Today's Papers

School Race Over?

The New York Timesand Los Angeles Timeslead with the Supreme Court deciding to rule on whether school districts can consider race when placing students. The Washington Post, Wall Street Journal’sbusiness box, and USA Today all lead with Fed Chief Ben Bernanke spooking the markets with what the Journal labels his “surprisingly frank inflation warning.”

The LAT puts the Supreme Court’s decision in the starkest terms, saying the cases—there are two—could ultimately “spell the end of official efforts to maintain racial integration in U.S. public schools.” Three years ago, the court ruled in favor of allowing universities to consider race in admissions. Justice Sandra Day O’Connor wrote that decision. This past December, when O’Connor was still on the court, the justices declined to hear just the kind of challenge that the court has now taken up.

Yesterday’s announcement is “bad news for desegregation advocates,” said one law prof. “It looks like the more conservative justices see they have a fifth vote to reverse these cases.”

The LAT and WP front—and the NYT mentions in passing—what appear to have been Iraqi government commandos bursting into a few travel agencies and kidnapping about 50 customers and workers in Baghdad. “Those are criminals going after the ransom,” said one shop manager. “They will see who is important or rich, and who is not, after interrogating them.”

The action happened about a mile from the Green Zone and “within sight of Iraq’s Ministry of Justice.” According to the Post, one witness recalled a police car driving up to the scene “only to be driven off by gunfire and shouted warnings from the kidnappers that they were from the Interior Ministry’s intelligence section.”

The LAT’s Iraq piece mentions a remarkable stat: “More people were shot, stabbed or killed in other violence in May than in any other month since the invasion, according to statistics tallied by the Ministry of Health. … Last month alone, 1,398 bodies were brought to Baghdad’s central morgue.” That doesn’t include soldiers killed or bombing victims. (The LAT first reported the stat over the weekend—but buried it inside.)

The Journal has a fascinating piece inside with military officials saying GIs at checkpoints and in convoys are only mistakenly shooting one Iraqi per week, down from seven a week a year ago. (The military is reportedly patrolling less nowadays. So, has the “per checkpoint” rate been reduced that much?) In any case, as the WSJ notes, the numbers suggest that “hundreds of Iraqi civilians” have been killed in such encounters. Military officials added that they didn’t start tracking casualties from such shootings until last July. Activist Marla Ruzicka, who had been pushing for a civilian casualty count, was killed that April, and her efforts subsequently became well-known. (This TPer also argued a month later, in May, that the military would itself benefit from improving checkpoint tactics and tracking civilian causalities.)

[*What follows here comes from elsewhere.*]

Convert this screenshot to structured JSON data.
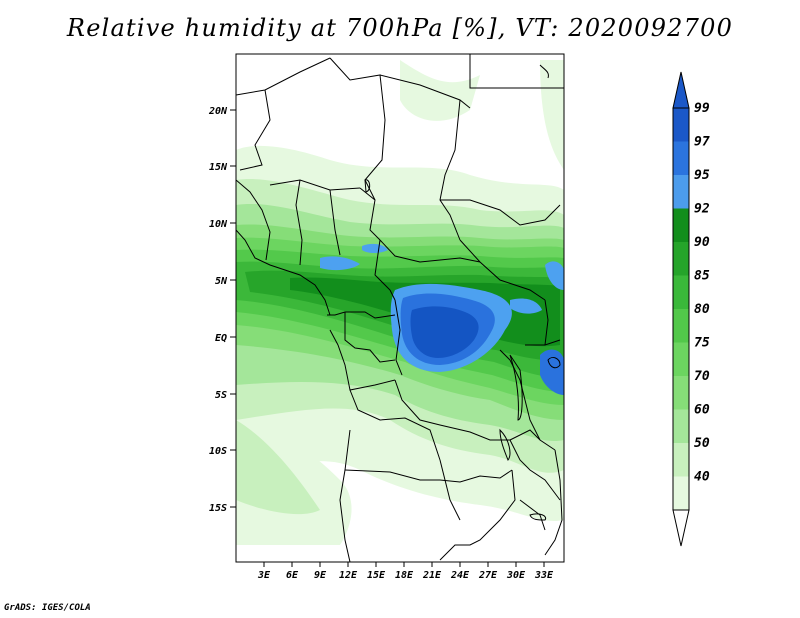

The NYT fronts a bit of detail about the incentives the U.S. and Europe are offering Iran. Among the sweeteners to stop Tehran’s drive for nukes: aircraft parts from Boeing. Iranian planes are notoriously unsafe, partly because replacement parts are so hard to come by.

The WP fronts a study from a watchdog group showing that House and Senate members accepted about $50 million worth of privately funded trips in the last five years. The NYT notices that aides actually made most of the trips: “Among the most popular destinations: Paris (at least 200 times), Hawaii (150) and Italy (140).”

The NYT, alone, fronts an Islamic militia taking over Somalia’s capital, Mogadishu, and routing U.S.-backed warlords. The fear, by the administration and others, is that there will now be a Taliban-like government in Somalia. An expert at the nonpartisan Congressional Research Service says the administration has it all wrong: “Somalis are secular Muslims, and the presence of the so-called Islamists is not an introduction of new ideology or religion.”

The WP mentions that the Pentagon has put out an opaque and misleading report concluding that Iraqis are optimistic that the new government will improve things. Except, as the Post notes, the report includes “no explanation of who was polled and how.” It also has similar numbers to a previous version of the report from December, before violence spiked and the Iraqi government took months to form.

It’s a good article and takes seriously the idea of trying to convey a sense of reality. Which is more than you can say for the headline: “IRAQIS BELIEVE VIOLENCE WILL ABATE, NEW REPORT SAYS;Pentagon Finds Hope Is Tied to New Government.”